Many people who are saving for retirement or college invest a fixed amount of money on a regular basis, such as every time they're paid. This approach, often referred to as dollar-cost averaging, reflects the fact that few investors have vast sums of money sitting around, waiting to be invested.

The question arises, however: If you do have a lump sum to invest -- perhaps you received an inheritance or have pocketed the proceeds from a home sale -- should you put your money into the market all at once? Or, are you better off investing as you normally would, and putting portions of your money into the market over time?

Reducing the chance of regret

At first glance, it may appear that a gradual schedule is safer, as you won't have to worry that stock prices will plummet the day after you plunk down a large sum. This thinking is called "loss minimization," says George Constantinides, professor of finance at the University of Chicago. You want to reduce the chance that you'll regret your actions. Because no one knows what the market will do, it might seem like you can hedge your bet by getting into it over time.
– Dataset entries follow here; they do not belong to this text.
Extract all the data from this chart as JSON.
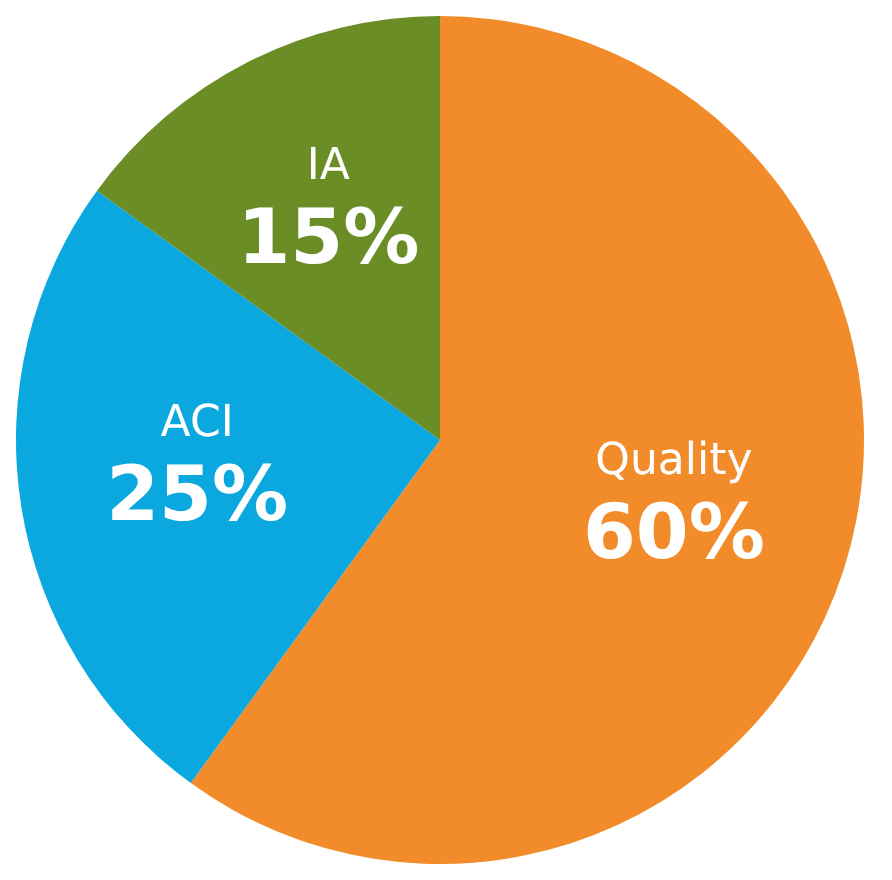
{
  "chart_data": {
    "type": "pie",
    "categories": [
      "Quality",
      "ACI",
      "IA"
    ],
    "values": [
      60,
      25,
      15
    ],
    "colors": [
      "#f28c2b",
      "#0aa8de",
      "#6a8d25"
    ],
    "value_labels": [
      "60%",
      "25%",
      "15%"
    ],
    "legend": false
  }
}
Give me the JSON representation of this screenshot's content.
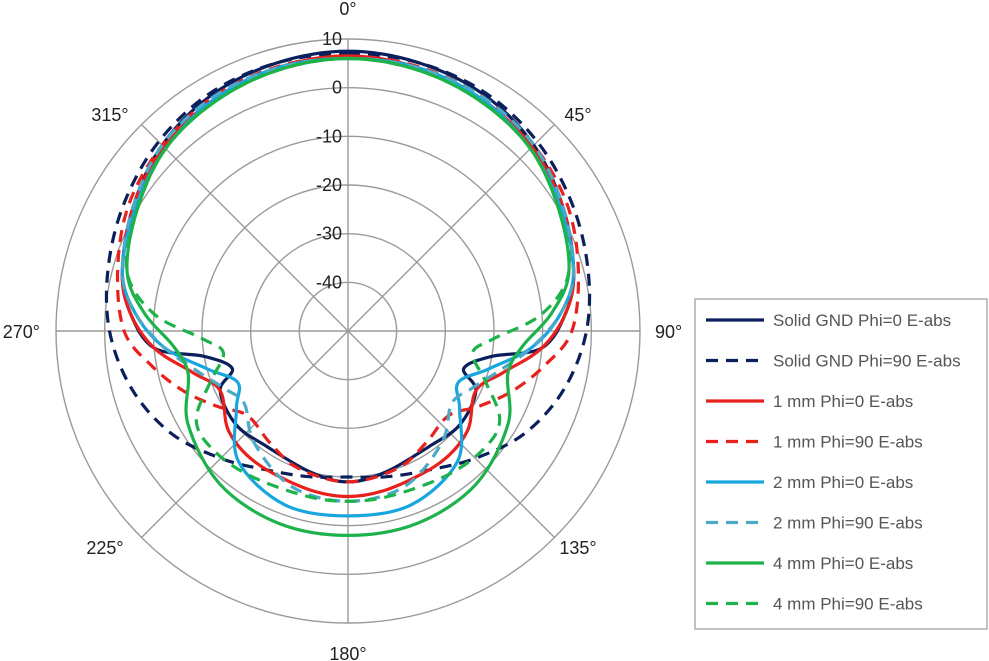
{
  "chart_data": {
    "type": "polar-line",
    "radial_ticks": [
      "-40",
      "-30",
      "-20",
      "-10",
      "0",
      "10"
    ],
    "radial_range": [
      -50,
      10
    ],
    "angle_labels": [
      "0°",
      "45°",
      "90°",
      "135°",
      "180°",
      "225°",
      "270°",
      "315°"
    ],
    "grid": true,
    "legend_position": "right",
    "series": [
      {
        "name": "Solid GND Phi=0 E-abs",
        "color": "#0b1f5c",
        "dash": false,
        "points": [
          [
            0,
            7.5
          ],
          [
            15,
            7
          ],
          [
            30,
            6
          ],
          [
            45,
            4
          ],
          [
            60,
            1
          ],
          [
            75,
            -2
          ],
          [
            85,
            -5
          ],
          [
            95,
            -10
          ],
          [
            100,
            -20
          ],
          [
            108,
            -25
          ],
          [
            115,
            -21
          ],
          [
            130,
            -20
          ],
          [
            145,
            -21
          ],
          [
            165,
            -20
          ],
          [
            180,
            -19
          ],
          [
            195,
            -20
          ],
          [
            215,
            -21
          ],
          [
            230,
            -20
          ],
          [
            245,
            -21
          ],
          [
            252,
            -25
          ],
          [
            260,
            -20
          ],
          [
            265,
            -10
          ],
          [
            275,
            -5
          ],
          [
            285,
            -2
          ],
          [
            300,
            1
          ],
          [
            315,
            4
          ],
          [
            330,
            6
          ],
          [
            345,
            7
          ]
        ]
      },
      {
        "name": "Solid GND Phi=90 E-abs",
        "color": "#0b1f5c",
        "dash": true,
        "points": [
          [
            0,
            7
          ],
          [
            15,
            7
          ],
          [
            30,
            6.5
          ],
          [
            45,
            5
          ],
          [
            60,
            3
          ],
          [
            75,
            1
          ],
          [
            90,
            -1
          ],
          [
            105,
            -4
          ],
          [
            120,
            -8
          ],
          [
            135,
            -13
          ],
          [
            150,
            -17
          ],
          [
            165,
            -19
          ],
          [
            180,
            -20
          ],
          [
            195,
            -19
          ],
          [
            210,
            -17
          ],
          [
            225,
            -13
          ],
          [
            240,
            -8
          ],
          [
            255,
            -4
          ],
          [
            270,
            -1
          ],
          [
            285,
            1
          ],
          [
            300,
            3
          ],
          [
            315,
            5
          ],
          [
            330,
            6.5
          ],
          [
            345,
            7
          ]
        ]
      },
      {
        "name": "1 mm Phi=0 E-abs",
        "color": "#e8211d",
        "dash": false,
        "points": [
          [
            0,
            6.5
          ],
          [
            15,
            6
          ],
          [
            30,
            5
          ],
          [
            45,
            3.5
          ],
          [
            60,
            1
          ],
          [
            75,
            -2
          ],
          [
            85,
            -5
          ],
          [
            95,
            -10
          ],
          [
            105,
            -17
          ],
          [
            115,
            -21
          ],
          [
            130,
            -18
          ],
          [
            145,
            -17
          ],
          [
            165,
            -16.5
          ],
          [
            180,
            -16
          ],
          [
            195,
            -16.5
          ],
          [
            215,
            -17
          ],
          [
            230,
            -18
          ],
          [
            245,
            -21
          ],
          [
            255,
            -17
          ],
          [
            265,
            -10
          ],
          [
            275,
            -5
          ],
          [
            285,
            -2
          ],
          [
            300,
            1
          ],
          [
            315,
            3.5
          ],
          [
            330,
            5
          ],
          [
            345,
            6
          ]
        ]
      },
      {
        "name": "1 mm Phi=90 E-abs",
        "color": "#e8211d",
        "dash": true,
        "points": [
          [
            0,
            6.5
          ],
          [
            15,
            6.2
          ],
          [
            30,
            5.5
          ],
          [
            45,
            4
          ],
          [
            60,
            2
          ],
          [
            75,
            -1
          ],
          [
            90,
            -4
          ],
          [
            100,
            -9
          ],
          [
            110,
            -14
          ],
          [
            120,
            -19
          ],
          [
            130,
            -23
          ],
          [
            145,
            -22
          ],
          [
            160,
            -20
          ],
          [
            180,
            -19
          ],
          [
            200,
            -20
          ],
          [
            215,
            -22
          ],
          [
            230,
            -23
          ],
          [
            240,
            -19
          ],
          [
            250,
            -14
          ],
          [
            260,
            -9
          ],
          [
            270,
            -4
          ],
          [
            285,
            -1
          ],
          [
            300,
            2
          ],
          [
            315,
            4
          ],
          [
            330,
            5.5
          ],
          [
            345,
            6.2
          ]
        ]
      },
      {
        "name": "2 mm Phi=0 E-abs",
        "color": "#18a6df",
        "dash": false,
        "points": [
          [
            0,
            6
          ],
          [
            15,
            6
          ],
          [
            30,
            5
          ],
          [
            45,
            3
          ],
          [
            60,
            0.5
          ],
          [
            75,
            -2
          ],
          [
            85,
            -6
          ],
          [
            95,
            -12
          ],
          [
            105,
            -20
          ],
          [
            115,
            -25
          ],
          [
            125,
            -22
          ],
          [
            140,
            -15
          ],
          [
            160,
            -12
          ],
          [
            180,
            -12
          ],
          [
            200,
            -12
          ],
          [
            220,
            -15
          ],
          [
            235,
            -22
          ],
          [
            245,
            -25
          ],
          [
            255,
            -20
          ],
          [
            265,
            -12
          ],
          [
            275,
            -6
          ],
          [
            285,
            -2
          ],
          [
            300,
            0.5
          ],
          [
            315,
            3
          ],
          [
            330,
            5
          ],
          [
            345,
            6
          ]
        ]
      },
      {
        "name": "2 mm Phi=90 E-abs",
        "color": "#4aaac8",
        "dash": true,
        "points": [
          [
            0,
            6
          ],
          [
            15,
            6
          ],
          [
            30,
            5.5
          ],
          [
            45,
            4
          ],
          [
            60,
            1
          ],
          [
            75,
            -2
          ],
          [
            85,
            -6
          ],
          [
            95,
            -12
          ],
          [
            105,
            -18
          ],
          [
            115,
            -22
          ],
          [
            125,
            -24
          ],
          [
            140,
            -20
          ],
          [
            160,
            -16
          ],
          [
            180,
            -15
          ],
          [
            200,
            -16
          ],
          [
            220,
            -20
          ],
          [
            235,
            -24
          ],
          [
            245,
            -22
          ],
          [
            255,
            -18
          ],
          [
            265,
            -12
          ],
          [
            275,
            -6
          ],
          [
            285,
            -2
          ],
          [
            300,
            1
          ],
          [
            315,
            4
          ],
          [
            330,
            5.5
          ],
          [
            345,
            6
          ]
        ]
      },
      {
        "name": "4 mm Phi=0 E-abs",
        "color": "#1db24a",
        "dash": false,
        "points": [
          [
            0,
            6
          ],
          [
            15,
            5.5
          ],
          [
            30,
            4.5
          ],
          [
            45,
            3
          ],
          [
            60,
            0
          ],
          [
            75,
            -3
          ],
          [
            85,
            -8
          ],
          [
            95,
            -14
          ],
          [
            105,
            -16
          ],
          [
            120,
            -12
          ],
          [
            140,
            -9
          ],
          [
            160,
            -8
          ],
          [
            180,
            -8
          ],
          [
            200,
            -8
          ],
          [
            220,
            -9
          ],
          [
            240,
            -12
          ],
          [
            255,
            -16
          ],
          [
            265,
            -14
          ],
          [
            275,
            -8
          ],
          [
            285,
            -3
          ],
          [
            300,
            0
          ],
          [
            315,
            3
          ],
          [
            330,
            4.5
          ],
          [
            345,
            5.5
          ]
        ]
      },
      {
        "name": "4 mm Phi=90 E-abs",
        "color": "#1db24a",
        "dash": true,
        "points": [
          [
            0,
            6
          ],
          [
            15,
            5.5
          ],
          [
            30,
            4.5
          ],
          [
            45,
            3
          ],
          [
            60,
            0
          ],
          [
            75,
            -3
          ],
          [
            85,
            -10
          ],
          [
            93,
            -20
          ],
          [
            100,
            -24
          ],
          [
            110,
            -20
          ],
          [
            120,
            -14
          ],
          [
            130,
            -13
          ],
          [
            145,
            -14
          ],
          [
            165,
            -15
          ],
          [
            180,
            -15
          ],
          [
            195,
            -15
          ],
          [
            215,
            -14
          ],
          [
            230,
            -13
          ],
          [
            240,
            -14
          ],
          [
            250,
            -20
          ],
          [
            260,
            -24
          ],
          [
            267,
            -20
          ],
          [
            275,
            -10
          ],
          [
            285,
            -3
          ],
          [
            300,
            0
          ],
          [
            315,
            3
          ],
          [
            330,
            4.5
          ],
          [
            345,
            5.5
          ]
        ]
      }
    ]
  }
}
However, "this decision is not supported by any rational decision making (model)," Constantinides says. In fact, the research shows that most of the time you'll end up with more money if you invest a lump sum all at once.

Consider the work done by Gregory Singer, director of research, and Ted Mann, analyst, both with Bernstein Global Wealth Management. They calculated the results of investing in the Standard & Poor's 500 using both lump sum investing, as well as dollar-cost averaging, for all the rolling 12-month periods between 1926 and November 2008.

The average yearly return for the "lump sum" approach, or investing everything at the beginning of the year, was 12 percent. That compares with 8 percent under dollar-cost averaging. Their research appeared in the April 2009 issue of Trusts & Estates. (For periods prior to 1974, Singer and Mann used the overall return on the stock market.)


Why doesn't dollar-cost averaging come out ahead? Singer and Mann point out that the stock market has tended to rise in value over time. That means that while some of your money is sitting out for even part of a year, you're probably losing potential gains.

An even bigger risk to dollar-cost averaging is that you'll delay, second-guess yourself and not get into the market for several years, says Charles Bennett Sachs, CFA, CFP and vice president and wealth manager with Evensky & Katz Wealth Management in Coral Gables, Fla. While you would avoid the market declines, you also would miss the upside.